The electronic reactions of Abrams from diseased tissue
For the next experiment Abrams asked a healthy boy (Ivor) to strip to the waist, and stand facing West, while the clear, ringing resonant note was being elicited by percussion over the area just above his navel. Will everybody please take note of the hollow, resonant quality of that note?" "Very well" said Abrams, "and now will one of you gentlemen step forward and take hold of this pair of forceps to which I have affixed one of these cancer specimens. There was a collection of pathological specimens, each of which had been carefully authenticated as genuine, by the director of the pathological department. All the specimens had been wrapped in tinfoil, and duly labeled. While Abrams steadily and continuously percussed this area of Ivor's abdomen, another volunteer, placed that specimen in light contact with his forehead. It kept there some four or five seconds, replaced it again and so on. The result of this experiment was that the instant the specimen was placed in actual contact with the boy's forehead, altering the pitch of the note elicited by percussion from resonant to dull.

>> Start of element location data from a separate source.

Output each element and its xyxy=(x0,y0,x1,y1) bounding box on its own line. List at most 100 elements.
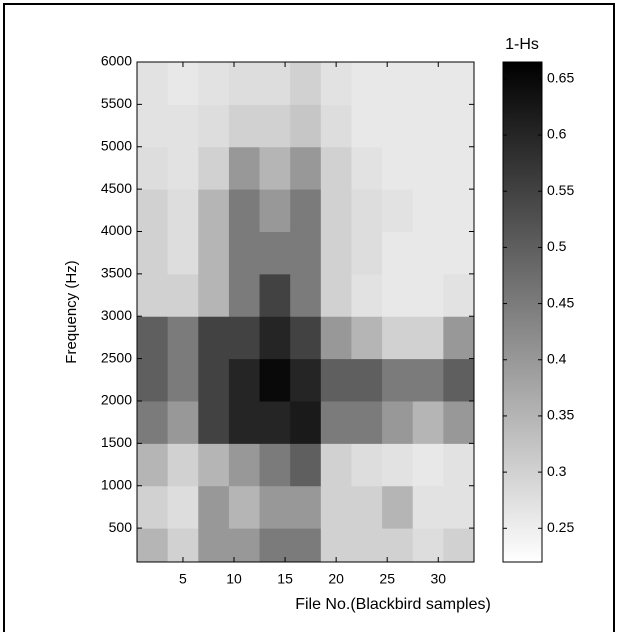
y-tick-label: 5000 xyxy=(101,137,132,153)
heatmap-cell xyxy=(167,104,199,148)
heatmap-cell xyxy=(228,231,261,275)
heatmap-cell xyxy=(443,443,474,487)
heatmap-cell xyxy=(351,231,383,275)
x-tick-label: 30 xyxy=(430,571,446,587)
heatmap-cell xyxy=(167,443,199,487)
heatmap-cell xyxy=(382,316,414,360)
heatmap-cell xyxy=(382,62,414,105)
heatmap-cell xyxy=(290,443,322,487)
heatmap-cell xyxy=(259,231,291,275)
y-tick-label: 1500 xyxy=(101,434,132,450)
colorbar-tick-label: 0.4 xyxy=(547,350,567,366)
colorbar xyxy=(502,61,543,563)
heatmap-cell xyxy=(351,189,383,232)
colorbar-tick-label: 0.45 xyxy=(547,294,574,310)
heatmap-cell xyxy=(412,316,444,360)
heatmap-cell xyxy=(412,485,444,529)
heatmap-cell xyxy=(198,146,230,190)
heatmap-cell xyxy=(198,443,230,487)
heatmap-cell xyxy=(198,528,230,562)
heatmap-cell xyxy=(382,189,414,232)
heatmap-cell xyxy=(320,62,352,105)
y-tick-label: 3500 xyxy=(101,265,132,281)
heatmap-cell xyxy=(290,358,322,402)
heatmap-cell xyxy=(443,485,474,529)
heatmap-cell xyxy=(320,528,352,562)
x-tick-label: 5 xyxy=(179,571,187,587)
heatmap-cell xyxy=(443,528,474,562)
colorbar-tick-label: 0.5 xyxy=(547,238,567,254)
heatmap-cell xyxy=(228,443,261,487)
heatmap-cell xyxy=(412,231,444,275)
heatmap-cell xyxy=(412,273,444,317)
y-tick-label: 5500 xyxy=(101,95,132,111)
heatmap-cell xyxy=(443,358,474,402)
heatmap-cell xyxy=(412,528,444,562)
heatmap-cell xyxy=(443,189,474,232)
heatmap-cell xyxy=(228,485,261,529)
heatmap-cell xyxy=(137,443,169,487)
y-axis-label: Frequency (Hz) xyxy=(63,260,80,363)
heatmap-cell xyxy=(351,316,383,360)
y-tick-label: 3000 xyxy=(101,307,132,323)
heatmap-cell xyxy=(320,104,352,148)
heatmap-cell xyxy=(259,189,291,232)
heatmap-cell xyxy=(382,400,414,444)
heatmap-cell xyxy=(290,400,322,444)
heatmap-cell xyxy=(259,485,291,529)
heatmap-cell xyxy=(228,528,261,562)
y-tick-label: 4500 xyxy=(101,180,132,196)
frame xyxy=(3,3,615,637)
heatmap-cell xyxy=(443,104,474,148)
heatmap-cell xyxy=(320,316,352,360)
heatmap-cell xyxy=(290,485,322,529)
heatmap-cell xyxy=(228,273,261,317)
heatmap-cell xyxy=(320,358,352,402)
heatmap-cell xyxy=(351,146,383,190)
heatmap xyxy=(137,62,474,562)
heatmap-cell xyxy=(443,273,474,317)
heatmap-cell xyxy=(137,316,169,360)
heatmap-cell xyxy=(351,485,383,529)
heatmap-cell xyxy=(167,400,199,444)
heatmap-cell xyxy=(137,146,169,190)
heatmap-cell xyxy=(351,528,383,562)
heatmap-cell xyxy=(198,231,230,275)
heatmap-cell xyxy=(412,358,444,402)
heatmap-cell xyxy=(290,146,322,190)
heatmap-cell xyxy=(443,146,474,190)
heatmap-cell xyxy=(137,104,169,148)
heatmap-cell xyxy=(137,485,169,529)
heatmap-cell xyxy=(167,62,199,105)
heatmap-cell xyxy=(412,189,444,232)
heatmap-cell xyxy=(198,62,230,105)
heatmap-cell xyxy=(167,273,199,317)
heatmap-cell xyxy=(198,189,230,232)
heatmap-cell xyxy=(137,400,169,444)
heatmap-cell xyxy=(320,231,352,275)
colorbar-tick-label: 0.3 xyxy=(547,463,567,479)
heatmap-cell xyxy=(228,62,261,105)
heatmap-cell xyxy=(137,62,169,105)
x-tick-label: 15 xyxy=(277,571,293,587)
heatmap-cell xyxy=(228,189,261,232)
heatmap-cell xyxy=(228,358,261,402)
heatmap-cell xyxy=(198,104,230,148)
heatmap-cell xyxy=(167,358,199,402)
heatmap-cell xyxy=(443,316,474,360)
y-tick-label: 500 xyxy=(109,519,133,535)
heatmap-cell xyxy=(382,485,414,529)
heatmap-cell xyxy=(382,443,414,487)
heatmap-cell xyxy=(351,104,383,148)
heatmap-cell xyxy=(137,231,169,275)
heatmap-cell xyxy=(259,528,291,562)
heatmap-cell xyxy=(228,316,261,360)
heatmap-cell xyxy=(228,400,261,444)
heatmap-cell xyxy=(290,273,322,317)
heatmap-cell xyxy=(412,62,444,105)
heatmap-cell xyxy=(382,358,414,402)
heatmap-cell xyxy=(412,443,444,487)
heatmap-cell xyxy=(290,189,322,232)
heatmap-cell xyxy=(198,400,230,444)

After verifying the validity of this phenomenon by repeating the experiment with other attested cancer specimens, Abrams chose another kind of specimen from the collection beside him. This time the specimen was not cancerous, but tuberculous. When this (tubercular) specimen was brought into contact with Ivor's forehead, the resonance of the note elicited by percussion just above the navel underwent no change, but Abrams quickly noticed that an area just below the navel had now become abnormally dull when percussed, but only so long as this (tubercular) specimen was held in contact with the subject's forehead. When removed, the dull sounding note gave place to the normal resonant sounding note.

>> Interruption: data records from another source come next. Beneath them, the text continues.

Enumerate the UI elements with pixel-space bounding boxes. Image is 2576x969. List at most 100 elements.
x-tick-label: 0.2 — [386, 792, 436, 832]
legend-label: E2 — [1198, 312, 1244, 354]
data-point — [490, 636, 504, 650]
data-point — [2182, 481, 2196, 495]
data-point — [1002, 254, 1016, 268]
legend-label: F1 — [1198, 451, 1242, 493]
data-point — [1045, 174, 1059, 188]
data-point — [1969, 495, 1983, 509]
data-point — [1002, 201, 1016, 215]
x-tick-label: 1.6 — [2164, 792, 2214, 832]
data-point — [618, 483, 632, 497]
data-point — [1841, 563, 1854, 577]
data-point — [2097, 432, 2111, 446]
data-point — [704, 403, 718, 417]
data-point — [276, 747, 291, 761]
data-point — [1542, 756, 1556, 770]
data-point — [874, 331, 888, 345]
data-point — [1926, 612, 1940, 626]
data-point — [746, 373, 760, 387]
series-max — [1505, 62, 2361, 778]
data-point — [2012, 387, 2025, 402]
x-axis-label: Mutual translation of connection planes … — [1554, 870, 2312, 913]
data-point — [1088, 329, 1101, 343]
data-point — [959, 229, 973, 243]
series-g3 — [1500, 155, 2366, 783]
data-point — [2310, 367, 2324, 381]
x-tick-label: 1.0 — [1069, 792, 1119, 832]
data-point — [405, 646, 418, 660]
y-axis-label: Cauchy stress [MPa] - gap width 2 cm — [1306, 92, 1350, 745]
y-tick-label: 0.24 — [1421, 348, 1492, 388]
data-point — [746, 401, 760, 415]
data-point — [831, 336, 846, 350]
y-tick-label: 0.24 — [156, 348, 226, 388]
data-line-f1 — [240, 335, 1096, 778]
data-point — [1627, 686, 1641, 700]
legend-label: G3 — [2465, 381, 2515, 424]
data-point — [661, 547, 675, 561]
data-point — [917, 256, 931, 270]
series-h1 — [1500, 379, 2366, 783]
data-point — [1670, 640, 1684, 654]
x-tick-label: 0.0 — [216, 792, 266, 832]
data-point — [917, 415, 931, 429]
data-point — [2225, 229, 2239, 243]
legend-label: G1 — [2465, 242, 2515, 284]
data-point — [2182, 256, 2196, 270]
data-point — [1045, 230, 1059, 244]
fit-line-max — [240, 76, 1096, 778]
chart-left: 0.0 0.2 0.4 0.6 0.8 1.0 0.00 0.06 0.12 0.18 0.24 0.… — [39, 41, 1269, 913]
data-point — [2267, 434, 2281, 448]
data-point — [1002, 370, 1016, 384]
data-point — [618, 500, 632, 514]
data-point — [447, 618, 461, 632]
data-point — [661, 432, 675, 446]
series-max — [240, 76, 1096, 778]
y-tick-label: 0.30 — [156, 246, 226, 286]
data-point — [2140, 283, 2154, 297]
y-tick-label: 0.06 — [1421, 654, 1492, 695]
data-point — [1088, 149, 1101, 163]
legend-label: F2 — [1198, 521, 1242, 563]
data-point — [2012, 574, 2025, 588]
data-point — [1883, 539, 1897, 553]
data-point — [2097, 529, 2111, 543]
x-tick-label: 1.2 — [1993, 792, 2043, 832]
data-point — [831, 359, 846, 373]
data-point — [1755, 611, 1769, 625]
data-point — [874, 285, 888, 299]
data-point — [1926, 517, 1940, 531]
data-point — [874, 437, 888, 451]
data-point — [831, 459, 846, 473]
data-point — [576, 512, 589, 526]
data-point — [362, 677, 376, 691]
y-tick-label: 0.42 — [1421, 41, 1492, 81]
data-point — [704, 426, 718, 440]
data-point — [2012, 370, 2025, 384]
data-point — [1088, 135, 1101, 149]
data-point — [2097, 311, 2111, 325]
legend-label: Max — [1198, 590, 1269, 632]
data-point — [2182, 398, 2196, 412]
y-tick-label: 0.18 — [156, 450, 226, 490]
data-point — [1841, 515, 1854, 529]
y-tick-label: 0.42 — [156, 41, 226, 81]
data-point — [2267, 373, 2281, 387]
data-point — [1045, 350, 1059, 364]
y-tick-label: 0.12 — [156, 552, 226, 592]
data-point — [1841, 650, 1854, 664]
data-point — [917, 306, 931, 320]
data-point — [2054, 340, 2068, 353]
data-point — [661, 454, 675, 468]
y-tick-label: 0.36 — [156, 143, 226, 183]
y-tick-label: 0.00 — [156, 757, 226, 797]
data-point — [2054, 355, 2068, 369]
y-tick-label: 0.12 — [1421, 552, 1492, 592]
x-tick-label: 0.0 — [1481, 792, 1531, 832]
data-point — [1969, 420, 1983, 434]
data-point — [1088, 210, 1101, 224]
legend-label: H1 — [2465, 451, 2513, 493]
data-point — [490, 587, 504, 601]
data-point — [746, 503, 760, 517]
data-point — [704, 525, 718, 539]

During the days, weeks and perhaps months which followed, Abrams devoted the whole of his time to the laborious task of confirming the above phenomena. Hundreds of known cancer specimens had to be tested, hundreds of tubercular specimens had to be tested, before he would finally pass either the cancer reaction, or the tubercle reaction, as valid. It was in no hasty spirit that he began at last to draw up a series of charts, depicting the areas on which these "reactions" as he named them, might be detected by careful and skilful, percussion.

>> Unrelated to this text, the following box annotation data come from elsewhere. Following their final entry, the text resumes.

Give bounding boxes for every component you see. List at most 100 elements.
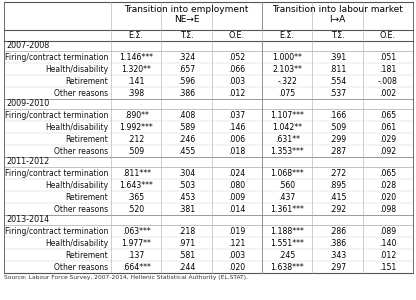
Text: .002: .002 [379, 88, 396, 98]
Text: .121: .121 [228, 238, 245, 247]
Text: .020: .020 [379, 193, 396, 202]
Text: .386: .386 [329, 238, 346, 247]
Text: Transition into labour market: Transition into labour market [272, 5, 403, 14]
Text: 1.638***: 1.638*** [270, 262, 304, 272]
Text: .453: .453 [178, 193, 195, 202]
Text: 1.551***: 1.551*** [270, 238, 304, 247]
Text: .811: .811 [329, 64, 346, 74]
Text: .554: .554 [329, 76, 346, 85]
Text: .299: .299 [329, 134, 346, 143]
Text: 1.146***: 1.146*** [119, 52, 153, 62]
Text: .664***: .664*** [122, 262, 151, 272]
Text: .560: .560 [279, 181, 296, 190]
Text: 2013-2014: 2013-2014 [6, 215, 49, 224]
Text: .066: .066 [228, 64, 245, 74]
Text: .365: .365 [128, 193, 145, 202]
Text: .137: .137 [128, 250, 145, 260]
Text: Health/disability: Health/disability [45, 64, 108, 74]
Text: .024: .024 [228, 169, 245, 178]
Text: .052: .052 [228, 52, 245, 62]
Text: .391: .391 [329, 52, 346, 62]
Text: .003: .003 [228, 250, 245, 260]
Text: .286: .286 [329, 226, 346, 236]
Text: .009: .009 [228, 193, 245, 202]
Text: Source: Labour Force Survey, 2007-2014, Hellenic Statistical Authority (EL.STAT): Source: Labour Force Survey, 2007-2014, … [4, 275, 248, 280]
Text: .631**: .631** [275, 134, 300, 143]
Text: Other reasons: Other reasons [54, 262, 108, 272]
Text: Health/disability: Health/disability [45, 181, 108, 190]
Text: Firing/contract termination: Firing/contract termination [5, 226, 108, 236]
Text: .218: .218 [178, 226, 195, 236]
Text: .080: .080 [228, 181, 245, 190]
Text: Retirement: Retirement [65, 250, 108, 260]
Text: .012: .012 [379, 250, 396, 260]
Text: .811***: .811*** [121, 169, 151, 178]
Text: .509: .509 [329, 122, 346, 131]
Text: .012: .012 [228, 88, 245, 98]
Text: 2011-2012: 2011-2012 [6, 158, 49, 166]
Text: .075: .075 [279, 88, 296, 98]
Text: .297: .297 [329, 262, 346, 272]
Text: Firing/contract termination: Firing/contract termination [5, 52, 108, 62]
Text: .581: .581 [178, 250, 195, 260]
Text: .003: .003 [228, 76, 245, 85]
Text: .092: .092 [379, 146, 396, 155]
Text: .051: .051 [379, 52, 396, 62]
Text: .166: .166 [329, 110, 346, 119]
Text: 2.103**: 2.103** [272, 64, 302, 74]
Text: Firing/contract termination: Firing/contract termination [5, 110, 108, 119]
Text: .006: .006 [228, 134, 245, 143]
Text: .381: .381 [178, 205, 195, 214]
Text: .537: .537 [329, 88, 346, 98]
Text: .520: .520 [128, 205, 145, 214]
Text: .246: .246 [178, 134, 195, 143]
Text: .292: .292 [329, 205, 346, 214]
Text: 1.643***: 1.643*** [119, 181, 153, 190]
Text: .408: .408 [178, 110, 195, 119]
Text: .063***: .063*** [122, 226, 151, 236]
Text: .146: .146 [228, 122, 245, 131]
Text: .212: .212 [128, 134, 145, 143]
Text: 2009-2010: 2009-2010 [6, 100, 49, 109]
Text: .503: .503 [178, 181, 195, 190]
Text: T.Σ.: T.Σ. [180, 31, 193, 40]
Text: Transition into employment: Transition into employment [124, 5, 249, 14]
Text: Other reasons: Other reasons [54, 205, 108, 214]
Text: O.E.: O.E. [380, 31, 396, 40]
Text: Retirement: Retirement [65, 76, 108, 85]
Text: Retirement: Retirement [65, 193, 108, 202]
Text: .037: .037 [228, 110, 245, 119]
Text: .065: .065 [379, 110, 396, 119]
Text: .061: .061 [379, 122, 396, 131]
Text: .304: .304 [178, 169, 195, 178]
Text: 1.353***: 1.353*** [270, 146, 304, 155]
Text: .895: .895 [329, 181, 346, 190]
Text: 1.977**: 1.977** [121, 238, 151, 247]
Text: 1.361***: 1.361*** [270, 205, 304, 214]
Text: .890**: .890** [124, 110, 149, 119]
Text: .019: .019 [228, 226, 245, 236]
Text: Other reasons: Other reasons [54, 146, 108, 155]
Text: E.Σ.: E.Σ. [280, 31, 295, 40]
Text: .386: .386 [178, 88, 195, 98]
Text: .065: .065 [379, 169, 396, 178]
Text: .971: .971 [178, 238, 195, 247]
Text: .343: .343 [329, 250, 346, 260]
Text: 2007-2008: 2007-2008 [6, 41, 49, 50]
Text: Firing/contract termination: Firing/contract termination [5, 169, 108, 178]
Text: .657: .657 [178, 64, 195, 74]
Text: -.322: -.322 [277, 76, 297, 85]
Text: I→A: I→A [329, 15, 346, 24]
Text: .181: .181 [379, 64, 396, 74]
Text: 1.068***: 1.068*** [270, 169, 304, 178]
Text: .245: .245 [279, 250, 296, 260]
Text: .151: .151 [379, 262, 396, 272]
Text: .272: .272 [329, 169, 346, 178]
Text: .589: .589 [178, 122, 195, 131]
Text: .596: .596 [178, 76, 195, 85]
Text: .028: .028 [379, 181, 396, 190]
Text: .141: .141 [127, 76, 145, 85]
Text: .018: .018 [228, 146, 245, 155]
Text: .287: .287 [329, 146, 346, 155]
Text: O.E.: O.E. [229, 31, 245, 40]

Still making use of carefully chosen and attested post mortem room and operating-theatre pathological specimens, Abrams found that syphilitic tissues and sarcomatous tissues, the reaction induced, detectable by percussion, was in each instance identical! Malarial material induced a very definite reaction two inches below and two inches to the left of the "subject's" navel. But so also did a specimen consisting of a few grains of quinine! The tubercle reaction was duplicated by the reaction induced by material infected by a somewhat rare disease caused by a fungus known as "Actinomycosis". The reaction induced by streptococcal pus from an abscess was identical with that induced by a pinch of the element sulphur and so on.